A perky and wry intro (voiced with nasal irreverence by Geoffrey Rush) shows the yellow creatures evolving from amoebae right up to fully fledged bipedal drones, latching themselves on to (and subsequently playing a hand in the demise of) a range of historic baddies, from T.Rex to, erm, Napoleon. They go into self-imposed exile when they run out of evil leaders to follow. In 1968, fed up with watching their community waste away, three minions set off to find a reason for being.
The trio happen upon a super-villain convention in New York and end up in the employ of celebrity villain Scarlet Overkill (voiced by Sandra Bullock). Shenanigans ensue as she sets them the task of stealing a royal crown. The bleating and babbling, dungaree-clad minions evade scrapes with naïve gumption. Characters fly through the air and crash land. Over and over.

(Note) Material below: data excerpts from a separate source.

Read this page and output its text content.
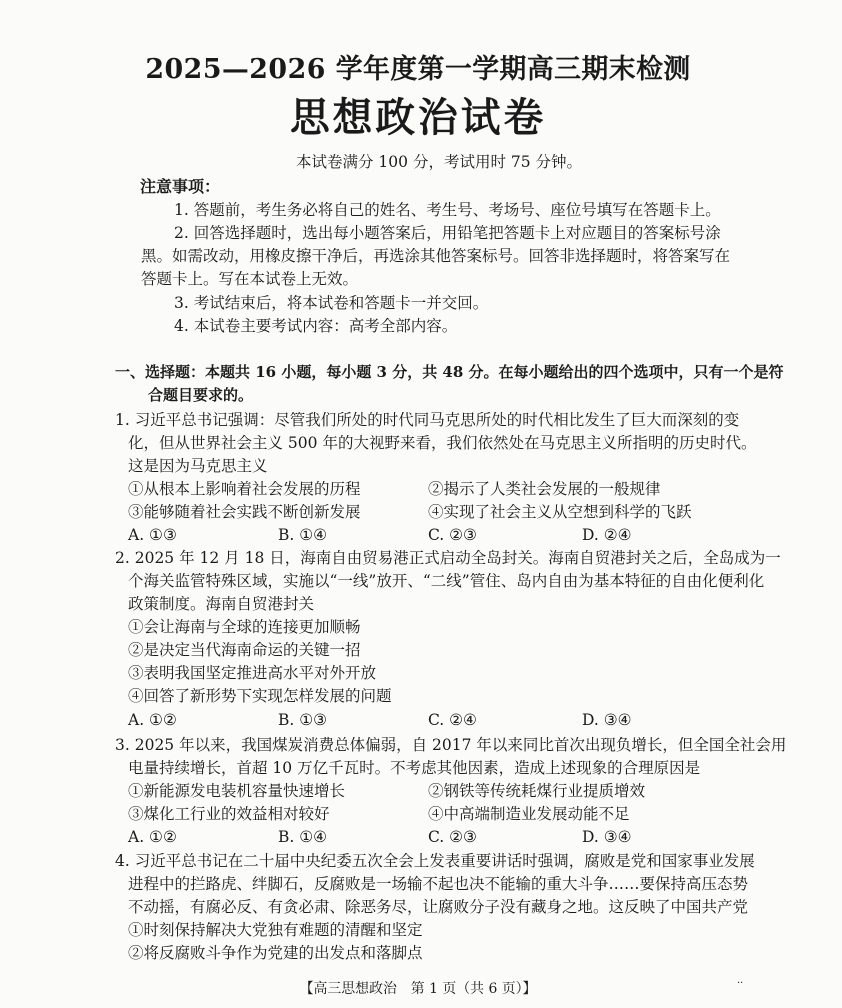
2025—2026 学年度第一学期高三期末检测
思想政治试卷
本试卷满分 100 分，考试用时 75 分钟。
注意事项：
1. 答题前，考生务必将自己的姓名、考生号、考场号、座位号填写在答题卡上。
2. 回答选择题时，选出每小题答案后，用铅笔把答题卡上对应题目的答案标号涂
黑。如需改动，用橡皮擦干净后，再选涂其他答案标号。回答非选择题时，将答案写在
答题卡上。写在本试卷上无效。
3. 考试结束后，将本试卷和答题卡一并交回。
4. 本试卷主要考试内容：高考全部内容。
一、选择题：本题共 16 小题，每小题 3 分，共 48 分。在每小题给出的四个选项中，只有一个是符
合题目要求的。
1. 习近平总书记强调：尽管我们所处的时代同马克思所处的时代相比发生了巨大而深刻的变
化，但从世界社会主义 500 年的大视野来看，我们依然处在马克思主义所指明的历史时代。
这是因为马克思主义
①从根本上影响着社会发展的历程	②揭示了人类社会发展的一般规律
③能够随着社会实践不断创新发展	④实现了社会主义从空想到科学的飞跃
A. ①③	B. ①④	C. ②③	D. ②④
2. 2025 年 12 月 18 日，海南自由贸易港正式启动全岛封关。海南自贸港封关之后，全岛成为一
个海关监管特殊区域，实施以“一线”放开、“二线”管住、岛内自由为基本特征的自由化便利化
政策制度。海南自贸港封关
①会让海南与全球的连接更加顺畅
②是决定当代海南命运的关键一招
③表明我国坚定推进高水平对外开放
④回答了新形势下实现怎样发展的问题
A. ①②	B. ①③	C. ②④	D. ③④
3. 2025 年以来，我国煤炭消费总体偏弱，自 2017 年以来同比首次出现负增长，但全国全社会用
电量持续增长，首超 10 万亿千瓦时。不考虑其他因素，造成上述现象的合理原因是
①新能源发电装机容量快速增长	②钢铁等传统耗煤行业提质增效
③煤化工行业的效益相对较好	④中高端制造业发展动能不足
A. ①②	B. ①④	C. ②③	D. ③④
4. 习近平总书记在二十届中央纪委五次全会上发表重要讲话时强调，腐败是党和国家事业发展
进程中的拦路虎、绊脚石，反腐败是一场输不起也决不能输的重大斗争……要保持高压态势
不动摇，有腐必反、有贪必肃、除恶务尽，让腐败分子没有藏身之地。这反映了中国共产党
①时刻保持解决大党独有难题的清醒和坚定
②将反腐败斗争作为党建的出发点和落脚点
【高三思想政治　第 1 页（共 6 页）】	··
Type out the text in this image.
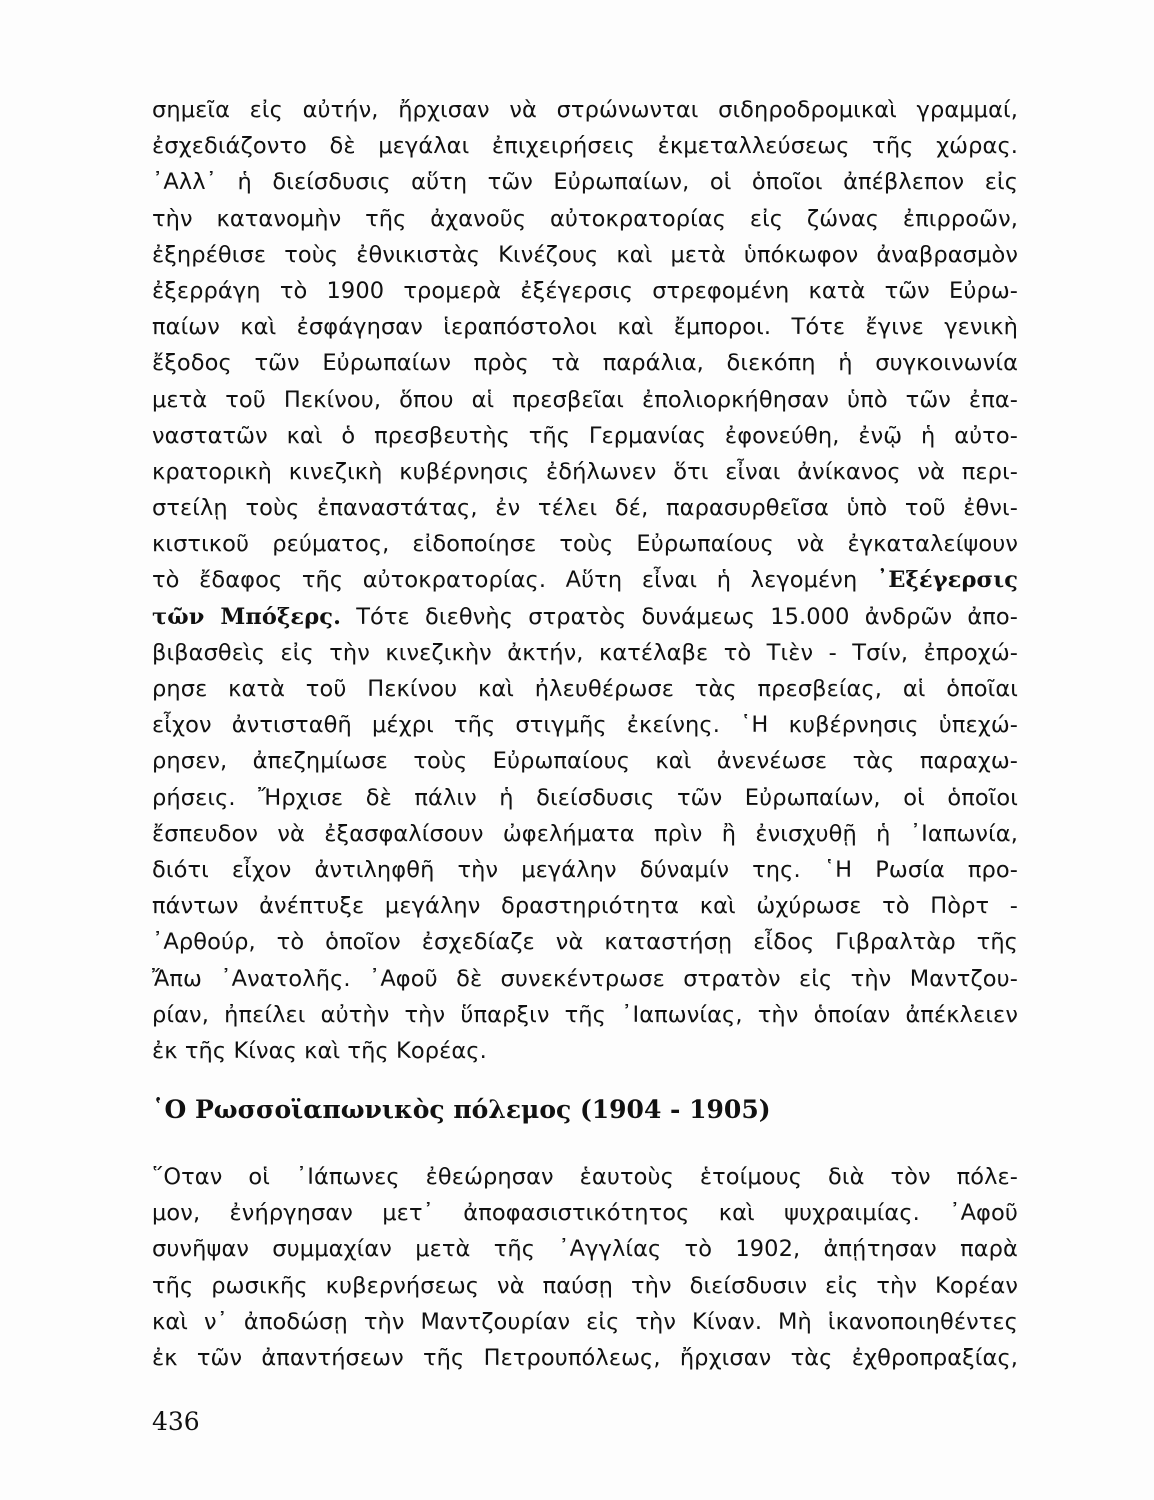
σημεῖα εἰς αὐτήν, ἤρχισαν νὰ στρώνωνται σιδηροδρομικαὶ γραμμαί,
ἐσχεδιάζοντο δὲ μεγάλαι ἐπιχειρήσεις ἐκμεταλλεύσεως τῆς χώρας.
᾿Αλλ᾿ ἡ διείσδυσις αὕτη τῶν Εὐρωπαίων, οἱ ὁποῖοι ἀπέβλεπον εἰς
τὴν κατανομὴν τῆς ἀχανοῦς αὐτοκρατορίας εἰς ζώνας ἐπιρροῶν,
ἐξηρέθισε τοὺς ἐθνικιστὰς Κινέζους καὶ μετὰ ὑπόκωφον ἀναβρασμὸν
ἐξερράγη τὸ 1900 τρομερὰ ἐξέγερσις στρεφομένη κατὰ τῶν Εὐρω-
παίων καὶ ἐσφάγησαν ἱεραπόστολοι καὶ ἔμποροι. Τότε ἔγινε γενικὴ
ἔξοδος τῶν Εὐρωπαίων πρὸς τὰ παράλια, διεκόπη ἡ συγκοινωνία
μετὰ τοῦ Πεκίνου, ὅπου αἱ πρεσβεῖαι ἐπολιορκήθησαν ὑπὸ τῶν ἐπα-
ναστατῶν καὶ ὁ πρεσβευτὴς τῆς Γερμανίας ἐφονεύθη, ἐνῷ ἡ αὐτο-
κρατορικὴ κινεζικὴ κυβέρνησις ἐδήλωνεν ὅτι εἶναι ἀνίκανος νὰ περι-
στείλῃ τοὺς ἐπαναστάτας, ἐν τέλει δέ, παρασυρθεῖσα ὑπὸ τοῦ ἐθνι-
κιστικοῦ ρεύματος, εἰδοποίησε τοὺς Εὐρωπαίους νὰ ἐγκαταλείψουν
τὸ ἔδαφος τῆς αὐτοκρατορίας. Αὕτη εἶναι ἡ λεγομένη ᾿Εξέγερσις
τῶν Μπόξερς. Τότε διεθνὴς στρατὸς δυνάμεως 15.000 ἀνδρῶν ἀπο-
βιβασθεὶς εἰς τὴν κινεζικὴν ἀκτήν, κατέλαβε τὸ Τιὲν - Τσίν, ἐπροχώ-
ρησε κατὰ τοῦ Πεκίνου καὶ ἠλευθέρωσε τὰς πρεσβείας, αἱ ὁποῖαι
εἶχον ἀντισταθῆ μέχρι τῆς στιγμῆς ἐκείνης. ῾Η κυβέρνησις ὑπεχώ-
ρησεν, ἀπεζημίωσε τοὺς Εὐρωπαίους καὶ ἀνενέωσε τὰς παραχω-
ρήσεις. Ἤρχισε δὲ πάλιν ἡ διείσδυσις τῶν Εὐρωπαίων, οἱ ὁποῖοι
ἔσπευδον νὰ ἐξασφαλίσουν ὠφελήματα πρὶν ἢ ἐνισχυθῇ ἡ ᾿Ιαπωνία,
διότι εἶχον ἀντιληφθῆ τὴν μεγάλην δύναμίν της. ῾Η Ρωσία προ-
πάντων ἀνέπτυξε μεγάλην δραστηριότητα καὶ ὠχύρωσε τὸ Πὸρτ -
᾿Αρθούρ, τὸ ὁποῖον ἐσχεδίαζε νὰ καταστήσῃ εἶδος Γιβραλτὰρ τῆς
Ἄπω ᾿Ανατολῆς. ᾿Αφοῦ δὲ συνεκέντρωσε στρατὸν εἰς τὴν Μαντζου-
ρίαν, ἠπείλει αὐτὴν τὴν ὕπαρξιν τῆς ᾿Ιαπωνίας, τὴν ὁποίαν ἀπέκλειεν
ἐκ τῆς Κίνας καὶ τῆς Κορέας.
῾Ο Ρωσσοϊαπωνικὸς πόλεμος (1904 - 1905)
῞Οταν οἱ ᾿Ιάπωνες ἐθεώρησαν ἑαυτοὺς ἑτοίμους διὰ τὸν πόλε-
μον, ἐνήργησαν μετ᾿ ἀποφασιστικότητος καὶ ψυχραιμίας. ᾿Αφοῦ
συνῆψαν συμμαχίαν μετὰ τῆς ᾿Αγγλίας τὸ 1902, ἀπῄτησαν παρὰ
τῆς ρωσικῆς κυβερνήσεως νὰ παύσῃ τὴν διείσδυσιν εἰς τὴν Κορέαν
καὶ ν᾿ ἀποδώσῃ τὴν Μαντζουρίαν εἰς τὴν Κίναν. Μὴ ἱκανοποιηθέντες
ἐκ τῶν ἀπαντήσεων τῆς Πετρουπόλεως, ἤρχισαν τὰς ἐχθροπραξίας,
436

At times you feel like you're watching a very long insurance ad, the kind where cute and colourful animated sprites prance around a percentage sign to distract you from terms and conditions. At times, you feel that could be a better way to spend your 90 minutes.
The Wrecking Crew
Looking at this lovingly produced music doc, you'd be forgiven for thinking it looks a little dusty around the corners, and that's taking into account its subject matter - a group of LA session musicians without whom nothing got recorded in the 1960s.
The reason is that not only was the The Wrecking Crew 12 years in the making, but it was a further seven before it secured funding for a theatrical release via a Kickstarter campaign. While "better late than never" might as well be the tagline for Denny Tedesco's film about late guitarist father Tommy and his cohorts, timing was one thing the Wrecking Crew had in spades.
Take it as a given that you've boogied or swayed to this lot in your lifetime. The music business shifted gears in the 1960s, and all that mattered were the hits. What wasn't let on then is that much of the music behind pop staples by The Monkees, The Byrds, The Beach Boys et al was not the work of dazzling smiles and youthful looks. It was this faceless but astoundingly tight and versatile "groove machine" led by Tedesco and Hal Blaine.
A jaw-dropping catalogue becomes apparent alongside a human rhythm. Bassist Carol Kaye reveals how she devised that iconic "dum dum duh duh-dum" opening on Glen Campbell's Wichita Lineman. Brian Wilson, Cher and Nancy Sinatra praise the unsung heroes who made them rich. The sense of a secret history being unfurled is delicious.